Fired when a socket connection is disconnected by the client. This can happen multiple times.
Fired when a message is sent from the client to the server. The callback function takes one param which is the full message object sent by websockets. The message sent from the client can be accesed with the data
property.
Getting websockets set up can be a little confusing if you've never done it before. Luckily, charge abstracts away as much as is possible -- it's simple to send any message you need to any number of connected sockets using the send
method seen above. All you need to do is configure your client-side javascript to recieve the messages, which is unfortunately something that charge cannot make any easier for you. However, you can see a simple example of a functional socket setup here.
Using charge from the command line will use all the default settings and fire up a server in either the current working directory or a path if provided as a positional argument. For example:
$ charge # starts a server in `pwd`
$ charge /path/to/project # starts a server at the provided path
Since charge has the ability to take a lot of options, it might be best to utilize the configuration file option when running from the command line.
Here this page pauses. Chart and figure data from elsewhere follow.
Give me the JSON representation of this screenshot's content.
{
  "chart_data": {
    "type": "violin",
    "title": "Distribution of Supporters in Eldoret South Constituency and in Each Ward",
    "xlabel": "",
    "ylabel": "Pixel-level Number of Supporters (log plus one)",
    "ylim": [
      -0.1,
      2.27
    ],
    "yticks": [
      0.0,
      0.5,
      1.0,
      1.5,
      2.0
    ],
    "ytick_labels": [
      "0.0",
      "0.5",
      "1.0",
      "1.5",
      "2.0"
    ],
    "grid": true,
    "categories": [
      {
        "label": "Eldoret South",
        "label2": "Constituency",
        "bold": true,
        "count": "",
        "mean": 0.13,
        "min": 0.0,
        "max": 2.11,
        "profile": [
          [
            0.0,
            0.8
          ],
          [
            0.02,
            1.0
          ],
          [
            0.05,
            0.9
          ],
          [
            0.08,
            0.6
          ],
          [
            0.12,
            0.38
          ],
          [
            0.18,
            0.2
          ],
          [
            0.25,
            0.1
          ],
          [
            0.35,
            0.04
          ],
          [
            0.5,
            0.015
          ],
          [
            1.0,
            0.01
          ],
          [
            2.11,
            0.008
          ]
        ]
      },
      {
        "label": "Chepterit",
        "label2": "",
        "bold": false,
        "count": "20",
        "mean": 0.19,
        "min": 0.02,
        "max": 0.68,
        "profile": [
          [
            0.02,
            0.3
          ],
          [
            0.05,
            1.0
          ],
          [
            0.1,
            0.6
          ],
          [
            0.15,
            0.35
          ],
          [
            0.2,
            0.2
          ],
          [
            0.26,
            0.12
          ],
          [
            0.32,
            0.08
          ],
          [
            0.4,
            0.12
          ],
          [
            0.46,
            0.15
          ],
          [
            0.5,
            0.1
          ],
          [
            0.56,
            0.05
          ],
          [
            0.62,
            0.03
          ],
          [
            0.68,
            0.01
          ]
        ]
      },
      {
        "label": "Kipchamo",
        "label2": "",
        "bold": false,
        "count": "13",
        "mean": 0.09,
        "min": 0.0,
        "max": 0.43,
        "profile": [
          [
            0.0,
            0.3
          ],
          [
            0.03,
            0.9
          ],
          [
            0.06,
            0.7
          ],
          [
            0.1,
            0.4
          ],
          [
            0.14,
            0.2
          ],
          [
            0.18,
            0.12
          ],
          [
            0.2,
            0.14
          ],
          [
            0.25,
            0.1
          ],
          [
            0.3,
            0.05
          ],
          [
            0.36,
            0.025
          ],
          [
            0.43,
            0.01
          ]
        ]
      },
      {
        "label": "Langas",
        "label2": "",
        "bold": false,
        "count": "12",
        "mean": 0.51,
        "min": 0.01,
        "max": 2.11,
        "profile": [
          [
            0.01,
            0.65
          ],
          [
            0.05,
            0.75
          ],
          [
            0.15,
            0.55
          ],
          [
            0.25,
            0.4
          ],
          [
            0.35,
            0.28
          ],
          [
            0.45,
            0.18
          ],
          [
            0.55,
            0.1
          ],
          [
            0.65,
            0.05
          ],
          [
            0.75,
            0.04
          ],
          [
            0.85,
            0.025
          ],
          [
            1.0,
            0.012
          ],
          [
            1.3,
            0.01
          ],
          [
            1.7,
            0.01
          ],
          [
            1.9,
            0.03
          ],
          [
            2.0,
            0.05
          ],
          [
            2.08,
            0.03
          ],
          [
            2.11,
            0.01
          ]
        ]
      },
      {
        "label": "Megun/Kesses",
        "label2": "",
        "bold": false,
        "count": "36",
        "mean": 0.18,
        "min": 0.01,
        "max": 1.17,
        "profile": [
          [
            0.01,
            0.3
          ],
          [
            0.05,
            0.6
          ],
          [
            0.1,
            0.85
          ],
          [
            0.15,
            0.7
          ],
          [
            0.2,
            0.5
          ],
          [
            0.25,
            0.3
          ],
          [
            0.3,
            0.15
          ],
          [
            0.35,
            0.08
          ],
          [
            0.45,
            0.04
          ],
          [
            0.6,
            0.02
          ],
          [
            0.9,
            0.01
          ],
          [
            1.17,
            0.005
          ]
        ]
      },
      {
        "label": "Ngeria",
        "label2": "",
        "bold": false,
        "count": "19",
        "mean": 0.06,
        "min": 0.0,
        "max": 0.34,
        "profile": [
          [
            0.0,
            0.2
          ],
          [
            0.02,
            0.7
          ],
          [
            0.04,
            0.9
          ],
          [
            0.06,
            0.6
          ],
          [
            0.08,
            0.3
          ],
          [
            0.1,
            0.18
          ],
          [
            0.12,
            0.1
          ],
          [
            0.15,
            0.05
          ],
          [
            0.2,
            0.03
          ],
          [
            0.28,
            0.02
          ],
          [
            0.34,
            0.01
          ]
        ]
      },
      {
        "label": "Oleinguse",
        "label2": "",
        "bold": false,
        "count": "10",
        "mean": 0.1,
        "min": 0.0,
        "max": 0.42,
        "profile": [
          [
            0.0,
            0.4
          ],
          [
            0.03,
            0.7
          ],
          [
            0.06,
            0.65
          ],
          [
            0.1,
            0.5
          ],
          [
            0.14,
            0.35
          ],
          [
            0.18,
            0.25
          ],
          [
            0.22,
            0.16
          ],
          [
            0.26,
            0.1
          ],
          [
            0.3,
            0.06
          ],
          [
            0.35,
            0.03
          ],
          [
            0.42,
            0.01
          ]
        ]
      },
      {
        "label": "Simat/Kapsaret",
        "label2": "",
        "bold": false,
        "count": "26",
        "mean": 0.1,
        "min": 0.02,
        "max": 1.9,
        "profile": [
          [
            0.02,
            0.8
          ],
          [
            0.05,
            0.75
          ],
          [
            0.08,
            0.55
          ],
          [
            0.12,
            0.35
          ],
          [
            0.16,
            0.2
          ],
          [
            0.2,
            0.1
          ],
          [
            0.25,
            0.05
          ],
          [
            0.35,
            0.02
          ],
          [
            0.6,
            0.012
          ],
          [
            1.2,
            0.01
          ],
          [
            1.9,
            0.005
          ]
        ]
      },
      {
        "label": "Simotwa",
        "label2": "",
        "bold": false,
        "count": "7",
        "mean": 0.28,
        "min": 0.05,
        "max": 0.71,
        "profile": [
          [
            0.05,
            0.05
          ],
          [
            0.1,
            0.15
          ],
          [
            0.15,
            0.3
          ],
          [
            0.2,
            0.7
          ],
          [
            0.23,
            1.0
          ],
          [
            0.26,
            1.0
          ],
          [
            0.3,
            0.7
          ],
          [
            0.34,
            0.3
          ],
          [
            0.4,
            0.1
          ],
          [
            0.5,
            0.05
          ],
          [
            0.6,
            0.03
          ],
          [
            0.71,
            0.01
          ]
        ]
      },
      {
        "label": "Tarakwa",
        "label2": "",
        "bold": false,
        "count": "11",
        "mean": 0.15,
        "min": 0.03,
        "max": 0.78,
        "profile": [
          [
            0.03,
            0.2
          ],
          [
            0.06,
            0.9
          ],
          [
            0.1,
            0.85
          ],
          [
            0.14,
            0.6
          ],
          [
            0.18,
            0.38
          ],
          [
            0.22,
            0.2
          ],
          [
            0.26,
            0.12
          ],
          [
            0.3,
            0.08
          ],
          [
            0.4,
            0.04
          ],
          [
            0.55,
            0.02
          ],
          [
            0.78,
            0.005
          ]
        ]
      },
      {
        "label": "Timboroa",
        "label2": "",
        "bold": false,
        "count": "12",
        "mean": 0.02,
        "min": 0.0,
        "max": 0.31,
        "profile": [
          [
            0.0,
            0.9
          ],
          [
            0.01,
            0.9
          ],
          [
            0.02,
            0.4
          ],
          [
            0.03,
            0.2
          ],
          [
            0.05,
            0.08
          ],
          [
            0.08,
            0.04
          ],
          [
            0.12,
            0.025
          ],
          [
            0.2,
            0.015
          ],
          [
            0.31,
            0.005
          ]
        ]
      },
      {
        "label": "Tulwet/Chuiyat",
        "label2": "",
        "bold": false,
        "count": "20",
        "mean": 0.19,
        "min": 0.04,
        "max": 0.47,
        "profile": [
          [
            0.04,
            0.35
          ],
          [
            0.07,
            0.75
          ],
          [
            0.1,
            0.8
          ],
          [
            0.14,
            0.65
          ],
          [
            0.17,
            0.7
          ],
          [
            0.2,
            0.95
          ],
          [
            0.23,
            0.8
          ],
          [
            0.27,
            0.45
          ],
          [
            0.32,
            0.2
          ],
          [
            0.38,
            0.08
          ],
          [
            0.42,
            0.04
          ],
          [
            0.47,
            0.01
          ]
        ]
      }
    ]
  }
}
It is not possible to configure each option through command line flags, so if you do want to load extra config, this is the only way to do it. Note that if you have an auto-loaded config file (charge.json
, superstatic.json
, or divshot.json
), you do not need to pass a config file option, it will be auto-loaded as expected.
Charge, of course, also plays nicely with Foreman (and it's equivalents). For example, your Procfile
might look something like this:
# Procfile
web: charge public -c config.json
redis: redis-server
--config, -c: path to a custom configuration file
--port, -p: port to start the server on, default 1111
Charge was enormously inspired by Divshot.io's excellent Superstatic Project. They deserve to be commended for making that project, which is core to their business, open-source and being open to outside input.
In keeping with that spirit, we've done our best to make Charge interop, wherever possible, with Divshot.io so you can easily use them as your preferred static host.